BUCH: Sonnenlichtbehandlung in der Chirurgie (1917)

Autor:
Dr. O. Bernhard

Aus dem Inhalt:

Lichtwirkung auf Bakterien und tierische Zellen
Von größter Wichtigkeit ist die Eigenschaft des Sonnenlichtes, Mikroorganismen und deren Keime abtöten zu vermögen, seine bakterizide Kraft. 
Die ersten fundamentalen Versuche (...) in den siebziger Jahren des letzten Jahrhunderts Downes und Blunt angestellt.

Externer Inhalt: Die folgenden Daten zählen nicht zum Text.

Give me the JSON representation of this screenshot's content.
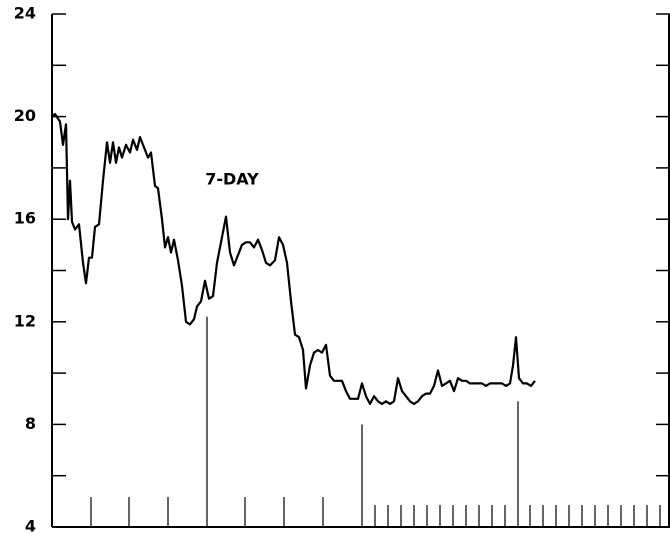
{
  "chart_data": {
    "type": "line",
    "annotation": "7-DAY",
    "color": "#000000",
    "xlim": [
      0,
      618
    ],
    "ylim": [
      4,
      24
    ],
    "yticks": [
      4,
      8,
      12,
      16,
      20,
      24
    ],
    "y_minor_ticks": [
      6,
      10,
      14,
      18,
      22
    ],
    "xticks": [
      39,
      77,
      116,
      193,
      232,
      271,
      323,
      336,
      349,
      362,
      375,
      388,
      401,
      414,
      427,
      440,
      453,
      478,
      491,
      504,
      517,
      530,
      543,
      556,
      569,
      582,
      595,
      608
    ],
    "reference_lines": [
      {
        "x": 155,
        "y": 12.2
      },
      {
        "x": 310,
        "y": 8.0
      },
      {
        "x": 466,
        "y": 8.9
      }
    ],
    "x": [
      0,
      3,
      8,
      11,
      14,
      16,
      18,
      20,
      23,
      27,
      31,
      34,
      37,
      40,
      43,
      47,
      51,
      55,
      58,
      61,
      64,
      67,
      70,
      74,
      78,
      81,
      85,
      88,
      92,
      96,
      99,
      103,
      106,
      110,
      113,
      116,
      119,
      122,
      126,
      130,
      134,
      138,
      142,
      145,
      149,
      153,
      157,
      161,
      165,
      169,
      174,
      178,
      182,
      186,
      190,
      194,
      198,
      202,
      206,
      210,
      214,
      218,
      223,
      227,
      231,
      235,
      239,
      243,
      247,
      251,
      254,
      258,
      262,
      266,
      270,
      274,
      278,
      282,
      286,
      290,
      294,
      298,
      302,
      306,
      310,
      314,
      318,
      322,
      326,
      330,
      334,
      338,
      342,
      346,
      350,
      354,
      358,
      362,
      366,
      370,
      374,
      378,
      382,
      386,
      390,
      394,
      398,
      402,
      406,
      410,
      414,
      418,
      422,
      426,
      430,
      434,
      438,
      442,
      446,
      450,
      454,
      458,
      461,
      464,
      467,
      471,
      475,
      479,
      483
    ],
    "values": [
      20.0,
      20.1,
      19.8,
      18.9,
      19.7,
      16.0,
      17.5,
      15.9,
      15.6,
      15.8,
      14.3,
      13.5,
      14.5,
      14.5,
      15.7,
      15.8,
      17.5,
      19.0,
      18.2,
      19.0,
      18.2,
      18.8,
      18.4,
      18.9,
      18.6,
      19.1,
      18.7,
      19.2,
      18.8,
      18.4,
      18.6,
      17.3,
      17.2,
      16.0,
      14.9,
      15.3,
      14.7,
      15.2,
      14.4,
      13.4,
      12.0,
      11.9,
      12.1,
      12.6,
      12.8,
      13.6,
      12.9,
      13.0,
      14.3,
      15.1,
      16.1,
      14.7,
      14.2,
      14.6,
      15.0,
      15.1,
      15.1,
      14.9,
      15.2,
      14.8,
      14.3,
      14.2,
      14.4,
      15.3,
      15.0,
      14.3,
      12.8,
      11.5,
      11.4,
      10.9,
      9.4,
      10.3,
      10.8,
      10.9,
      10.8,
      11.1,
      9.9,
      9.7,
      9.7,
      9.7,
      9.3,
      9.0,
      9.0,
      9.0,
      9.6,
      9.1,
      8.8,
      9.1,
      8.9,
      8.8,
      8.9,
      8.8,
      8.9,
      9.8,
      9.3,
      9.1,
      8.9,
      8.8,
      8.9,
      9.1,
      9.2,
      9.2,
      9.5,
      10.1,
      9.5,
      9.6,
      9.7,
      9.3,
      9.8,
      9.7,
      9.7,
      9.6,
      9.6,
      9.6,
      9.6,
      9.5,
      9.6,
      9.6,
      9.6,
      9.6,
      9.5,
      9.6,
      10.3,
      11.4,
      9.8,
      9.6,
      9.6,
      9.5,
      9.7
    ]
  }
}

Sie wiesen nach, dass Kulturen von Mikroben, welche längere Zeit dem Sonnenlicht ausgesetzt waren, steril blieben, während im Dunkel gehaltene Kulturen gediehen und sich fortpflanzten. Arloing und Duclaux führten diese Versuche weiter aus. Jener zeigte, dass Kulturen des Milzbrandbazillus in Hühnerfleischbouillon sterilisiert waren, wenn er sie 2 Stunden dem Sonnenlicht aussetzte. Sporenhaltige Kulturen wurden schwieriger sterilisiert, es bedurfte dazu einer Einwirkung von 25-30 Stunden. Aber alsdann waren auch sie völlig entwicklungsunfähig und nicht mehr virulent. 

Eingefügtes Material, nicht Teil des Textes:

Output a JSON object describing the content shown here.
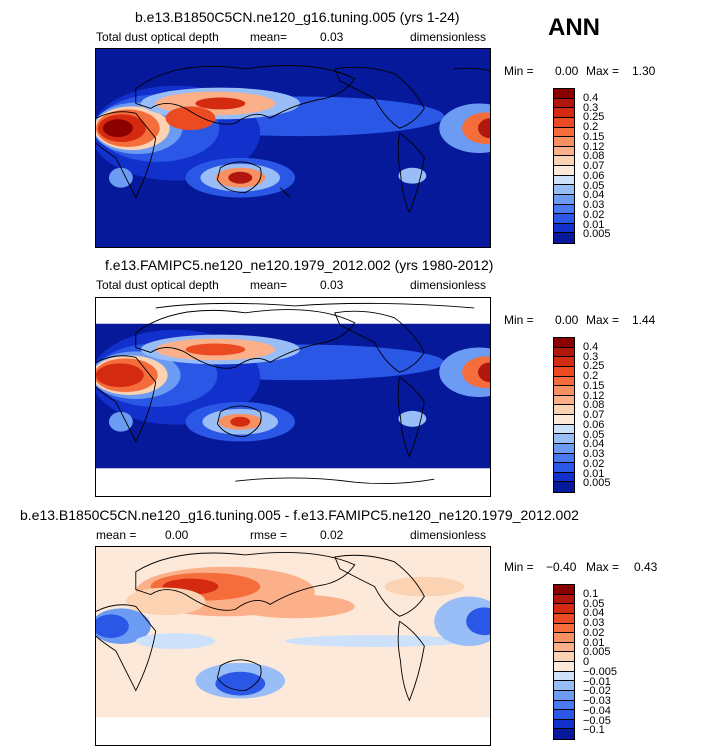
{
  "season": "ANN",
  "panels": [
    {
      "title": "b.e13.B1850C5CN.ne120_g16.tuning.005 (yrs 1-24)",
      "variable": "Total dust optical depth",
      "mean_label": "mean=",
      "mean_value": "0.03",
      "units": "dimensionless",
      "min_label": "Min =",
      "min_value": "0.00",
      "max_label": "Max =",
      "max_value": "1.30",
      "colorbar": {
        "ticks": [
          "0.4",
          "0.3",
          "0.25",
          "0.2",
          "0.15",
          "0.12",
          "0.08",
          "0.07",
          "0.06",
          "0.05",
          "0.04",
          "0.03",
          "0.02",
          "0.01",
          "0.005"
        ],
        "colors": [
          "#8b0000",
          "#b2170d",
          "#d42a10",
          "#ec4a21",
          "#f66d3c",
          "#f99062",
          "#fbb089",
          "#fbd3b3",
          "#fde9da",
          "#cde1fa",
          "#98bdf7",
          "#6c9bf4",
          "#4979f0",
          "#2a57e6",
          "#1130cc",
          "#05199a"
        ]
      }
    },
    {
      "title": "f.e13.FAMIPC5.ne120_ne120.1979_2012.002 (yrs 1980-2012)",
      "variable": "Total dust optical depth",
      "mean_label": "mean=",
      "mean_value": "0.03",
      "units": "dimensionless",
      "min_label": "Min =",
      "min_value": "0.00",
      "max_label": "Max =",
      "max_value": "1.44",
      "colorbar": {
        "ticks": [
          "0.4",
          "0.3",
          "0.25",
          "0.2",
          "0.15",
          "0.12",
          "0.08",
          "0.07",
          "0.06",
          "0.05",
          "0.04",
          "0.03",
          "0.02",
          "0.01",
          "0.005"
        ],
        "colors": [
          "#8b0000",
          "#b2170d",
          "#d42a10",
          "#ec4a21",
          "#f66d3c",
          "#f99062",
          "#fbb089",
          "#fbd3b3",
          "#fde9da",
          "#cde1fa",
          "#98bdf7",
          "#6c9bf4",
          "#4979f0",
          "#2a57e6",
          "#1130cc",
          "#05199a"
        ]
      }
    },
    {
      "title": "b.e13.B1850C5CN.ne120_g16.tuning.005 - f.e13.FAMIPC5.ne120_ne120.1979_2012.002",
      "mean_label": "mean =",
      "mean_value": "0.00",
      "rmse_label": "rmse =",
      "rmse_value": "0.02",
      "units": "dimensionless",
      "min_label": "Min =",
      "min_value": "−0.40",
      "max_label": "Max =",
      "max_value": "0.43",
      "colorbar": {
        "ticks": [
          "0.1",
          "0.05",
          "0.04",
          "0.03",
          "0.02",
          "0.01",
          "0.005",
          "0",
          "−0.005",
          "−0.01",
          "−0.02",
          "−0.03",
          "−0.04",
          "−0.05",
          "−0.1"
        ],
        "colors": [
          "#8b0000",
          "#b2170d",
          "#d42a10",
          "#ec4a21",
          "#f66d3c",
          "#f99062",
          "#fbb089",
          "#fbd3b3",
          "#fde9da",
          "#cde1fa",
          "#98bdf7",
          "#6c9bf4",
          "#4979f0",
          "#2a57e6",
          "#1130cc",
          "#05199a"
        ]
      }
    }
  ]
}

(...) Robert Koch u.a. haben darauf hingewiesen, dass das direkte Sonnenlicht imstande ist, die Tuberkelbazillen innerhalb kurzer Zeit abzutöten. Jesionek entnahm einer hochvirulenten Tuberkelbazillenreinkultur Material, dass er auf seinem Arm verstrich und den Arm an einem sonnenglänzenden Maitag in Gießen im Laufe der Mittagsstunden den direkten Strahlen der Sonne aussetzte. Nach 1 1/2 Stunden waren die Tuberkelbazillen abgetötet. Impfungen verliefen absolut resultatlos.

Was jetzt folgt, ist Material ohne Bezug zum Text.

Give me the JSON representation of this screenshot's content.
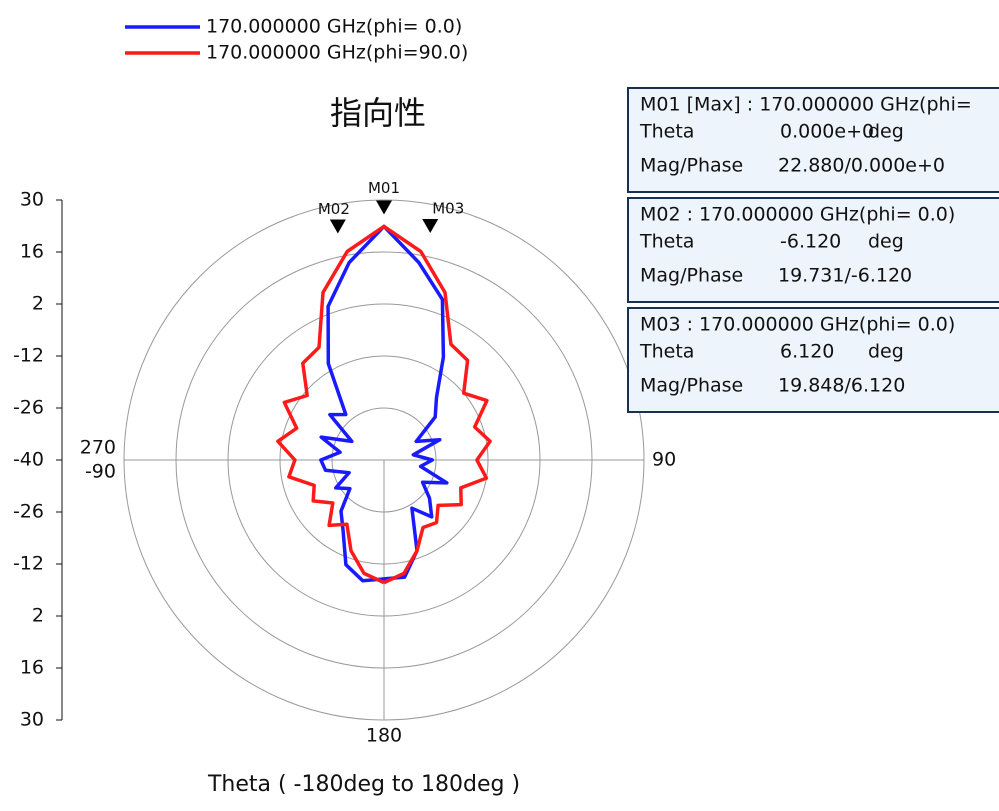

Migneco setzte den Auswurf von tuberkulösen Patienten auf Leinen und Wollstoff eingetrocknet dem Sonnenlicht aus, und die Bazillen, trotzdem sie vom Schleim umgeben waren und dadurch einen gewissen Schutz gegen die Lichteinwirkung besaßen, konnten nur 24 bis 30 Stunden dem Sonnenlicht wiederstehen. 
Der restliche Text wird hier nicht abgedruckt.